Je vous défie vous-même d’avoir plus d’esprit que ce mot-là. Dites donc ! comme c’est gentil, vous !
Quel dommage de passer sa vie à dire : quel dommage !
Une chose qui me semble singulièrement bizarre, c’est que ce beau mandarin déguisé en princesse vous embobine avec ses grands yeux cruels au point de vous inoculer le goût des sermons.
Quant à moi, voici mon opinion tout entière :
(Ici deux feuilles blanches.)
Vous comprenez, j’espère, qu’après ce que je viens de vous dire, vous n’avez plus la moindre observation
à me faire. Je ne pense pas qu’on puisse rien ajouter à un plaidoyer aussi éloquent. Et je vous prie de ne pas me plaisanter, parce que j’ai coupé un papillon au vol, l’autre jour, à trente pas, avec un fusil que je tenais au bout de mon bras en manière de pistolet, devant deux témoins ; ainsi... ah, mais !... et j’étais assis sur un perron, et je venais de mettre 49 grains de plomb (comptés) dans un morceau de papier gris, tout en relisant les traductions de Léopardi, auxquelles je souhaite le même bonsoir qu’à bien d’autres choses.

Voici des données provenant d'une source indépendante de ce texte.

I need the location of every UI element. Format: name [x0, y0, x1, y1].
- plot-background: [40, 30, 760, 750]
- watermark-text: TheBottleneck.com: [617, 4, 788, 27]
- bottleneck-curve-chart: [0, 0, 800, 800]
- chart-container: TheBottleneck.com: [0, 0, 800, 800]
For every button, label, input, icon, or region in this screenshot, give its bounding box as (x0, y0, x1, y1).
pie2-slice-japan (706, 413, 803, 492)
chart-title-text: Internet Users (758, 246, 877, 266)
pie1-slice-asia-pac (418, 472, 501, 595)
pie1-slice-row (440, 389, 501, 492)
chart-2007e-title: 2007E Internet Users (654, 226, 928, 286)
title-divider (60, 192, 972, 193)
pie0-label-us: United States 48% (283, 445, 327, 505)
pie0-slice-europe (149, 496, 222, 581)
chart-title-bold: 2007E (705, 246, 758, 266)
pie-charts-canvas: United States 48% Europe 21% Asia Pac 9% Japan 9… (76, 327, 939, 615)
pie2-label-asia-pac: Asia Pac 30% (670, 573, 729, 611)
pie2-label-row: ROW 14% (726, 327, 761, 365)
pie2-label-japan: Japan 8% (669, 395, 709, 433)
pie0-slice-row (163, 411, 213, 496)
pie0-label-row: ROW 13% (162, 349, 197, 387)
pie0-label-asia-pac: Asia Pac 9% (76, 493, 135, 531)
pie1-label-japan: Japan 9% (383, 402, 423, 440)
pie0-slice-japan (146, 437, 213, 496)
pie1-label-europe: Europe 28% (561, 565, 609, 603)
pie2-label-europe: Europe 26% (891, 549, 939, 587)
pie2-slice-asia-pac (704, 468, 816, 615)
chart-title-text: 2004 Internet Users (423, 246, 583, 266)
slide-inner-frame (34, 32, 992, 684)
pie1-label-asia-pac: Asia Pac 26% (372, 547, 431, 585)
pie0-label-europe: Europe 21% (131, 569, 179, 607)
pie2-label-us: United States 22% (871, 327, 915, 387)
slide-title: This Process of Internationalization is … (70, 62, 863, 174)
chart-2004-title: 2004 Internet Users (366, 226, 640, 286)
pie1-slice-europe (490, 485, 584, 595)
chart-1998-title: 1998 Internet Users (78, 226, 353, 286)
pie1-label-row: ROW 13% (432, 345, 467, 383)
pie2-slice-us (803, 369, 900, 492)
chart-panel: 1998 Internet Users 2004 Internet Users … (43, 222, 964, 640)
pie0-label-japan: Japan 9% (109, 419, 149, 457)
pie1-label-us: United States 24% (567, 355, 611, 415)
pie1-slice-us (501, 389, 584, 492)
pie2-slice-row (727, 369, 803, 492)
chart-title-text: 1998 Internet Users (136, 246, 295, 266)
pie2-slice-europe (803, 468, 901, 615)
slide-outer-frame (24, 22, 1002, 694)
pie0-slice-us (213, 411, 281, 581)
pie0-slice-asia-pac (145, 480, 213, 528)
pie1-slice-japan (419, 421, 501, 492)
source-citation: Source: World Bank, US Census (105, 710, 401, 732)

Il est certain que je suis horriblement amoureux ; mais je ne sais plus de qui, c’est peut-être de vous, et je ne sais pas trop comment mettre mon adresse. Si je mettais, par exemple :
A madame la princesse Jaubert de Bel rue Taitgiojoso bout ? croyez-vous que cela irait à Saint-Germain ?
Vous dites que vous m’aimez à tort et à travers. Et moi à droit et à raison.
LE FIEUX.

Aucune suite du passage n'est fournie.